Shaune Hicks receiving the Best New Housing Development award in the Somerset Building Excellence Awards for Larkfleet Homes South West's Churchinford Hills development.
Churchinford Hills will now go forward to the regional Local Authority Building Control (LABC) Awards to be held in Plymouth in April. It will come up against an array of other projects from across the whole of the South West of England.
The development is set deep within the Blackdown Hills, a designated area of outstanding natural beauty. Areas of outstanding natural beauty enjoy significant conservation protection and planning is strictly controlled.
Larkfleet Homes South West won the award because it was able to demonstrate building excellence by using traditional methods of construction. Loose lay flint stone, hand laid thatch, natural slate and a variety of renders were all used in the development. These were built into new homes encompassing modern construction methods and modern elements to ensure building regulation compliance.
Larkfleet Homes South West was presented with its award at a ceremony held at the Somerset County Museum. Head of construction at Larkfleet Homes South West, Shaune Hicks, said: “We have given great consideration to modern living within this rural location by introducing large open interior space, modern bathrooms and kitchens with LPG heating, but with exteriors that retain village charm.”

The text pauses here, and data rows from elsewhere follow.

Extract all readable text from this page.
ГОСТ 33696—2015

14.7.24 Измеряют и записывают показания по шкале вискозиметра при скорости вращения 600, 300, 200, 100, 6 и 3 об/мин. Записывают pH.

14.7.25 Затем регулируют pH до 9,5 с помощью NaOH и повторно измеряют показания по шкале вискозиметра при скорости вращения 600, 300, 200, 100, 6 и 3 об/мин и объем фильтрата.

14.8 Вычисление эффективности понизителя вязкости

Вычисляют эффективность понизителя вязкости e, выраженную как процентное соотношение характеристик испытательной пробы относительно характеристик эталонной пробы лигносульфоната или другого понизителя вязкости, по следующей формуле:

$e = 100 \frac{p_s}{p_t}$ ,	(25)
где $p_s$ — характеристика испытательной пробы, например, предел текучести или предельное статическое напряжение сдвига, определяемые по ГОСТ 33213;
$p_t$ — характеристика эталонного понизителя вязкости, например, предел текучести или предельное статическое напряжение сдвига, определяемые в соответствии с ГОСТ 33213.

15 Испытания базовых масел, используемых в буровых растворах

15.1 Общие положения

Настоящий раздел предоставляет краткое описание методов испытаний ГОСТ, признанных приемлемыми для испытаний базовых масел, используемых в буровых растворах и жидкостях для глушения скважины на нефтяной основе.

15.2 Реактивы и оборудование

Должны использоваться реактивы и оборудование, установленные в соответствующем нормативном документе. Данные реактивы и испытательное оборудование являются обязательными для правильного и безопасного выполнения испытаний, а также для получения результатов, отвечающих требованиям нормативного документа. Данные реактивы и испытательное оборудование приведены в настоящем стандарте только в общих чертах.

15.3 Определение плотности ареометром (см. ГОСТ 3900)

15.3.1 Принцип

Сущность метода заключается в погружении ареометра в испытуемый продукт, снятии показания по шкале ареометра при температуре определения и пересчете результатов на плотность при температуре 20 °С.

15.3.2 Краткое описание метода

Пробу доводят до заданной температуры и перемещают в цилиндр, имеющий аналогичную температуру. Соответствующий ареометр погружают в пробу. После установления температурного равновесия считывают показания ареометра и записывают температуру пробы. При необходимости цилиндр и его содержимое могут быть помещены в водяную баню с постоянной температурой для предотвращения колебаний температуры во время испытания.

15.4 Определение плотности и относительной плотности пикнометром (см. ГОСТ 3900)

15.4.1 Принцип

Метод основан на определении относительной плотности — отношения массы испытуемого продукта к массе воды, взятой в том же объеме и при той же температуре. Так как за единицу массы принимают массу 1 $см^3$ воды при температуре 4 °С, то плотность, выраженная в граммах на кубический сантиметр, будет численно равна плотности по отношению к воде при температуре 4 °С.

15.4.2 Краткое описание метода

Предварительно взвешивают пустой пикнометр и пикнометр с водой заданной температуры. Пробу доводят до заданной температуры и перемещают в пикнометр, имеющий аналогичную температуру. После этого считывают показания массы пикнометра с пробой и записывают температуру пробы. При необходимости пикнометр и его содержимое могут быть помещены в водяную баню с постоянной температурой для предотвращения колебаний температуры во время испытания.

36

Churchinford Hills is an exclusive 20-property development of 2, 3 and 4-bedroom detached and semi-detached homes, incorporating affordable housing, situated in a unique rural position. The development is enclosed and screened by existing hedgerows and trees on both the northern and western boundaries. The site also has magnificent views across the Blackdown Hills, a rare location that the architects and developers were keen to make the most of.
It was considered vital that the scheme protected and enhanced the large open space area to the south of the site as it provides informal recreation space as well as natural habitats for existing wildlife.
The existing established hedgerows form part of a protected wildlife corridor, as recommended in the ecology report that was drawn up before work began. A footpath network has been linked from the development to both the existing bridle path to the east and to the local amenities to the west.
The development has been designed to reflect and enhance the existing residential development near the site, which comprises a mix of locally-sourced loose lay flint stone, natural slate roofs and traditional wheat reed thatch. To complement the traditional materials a palette of cream and light pink renders was used to contrast the red brick features.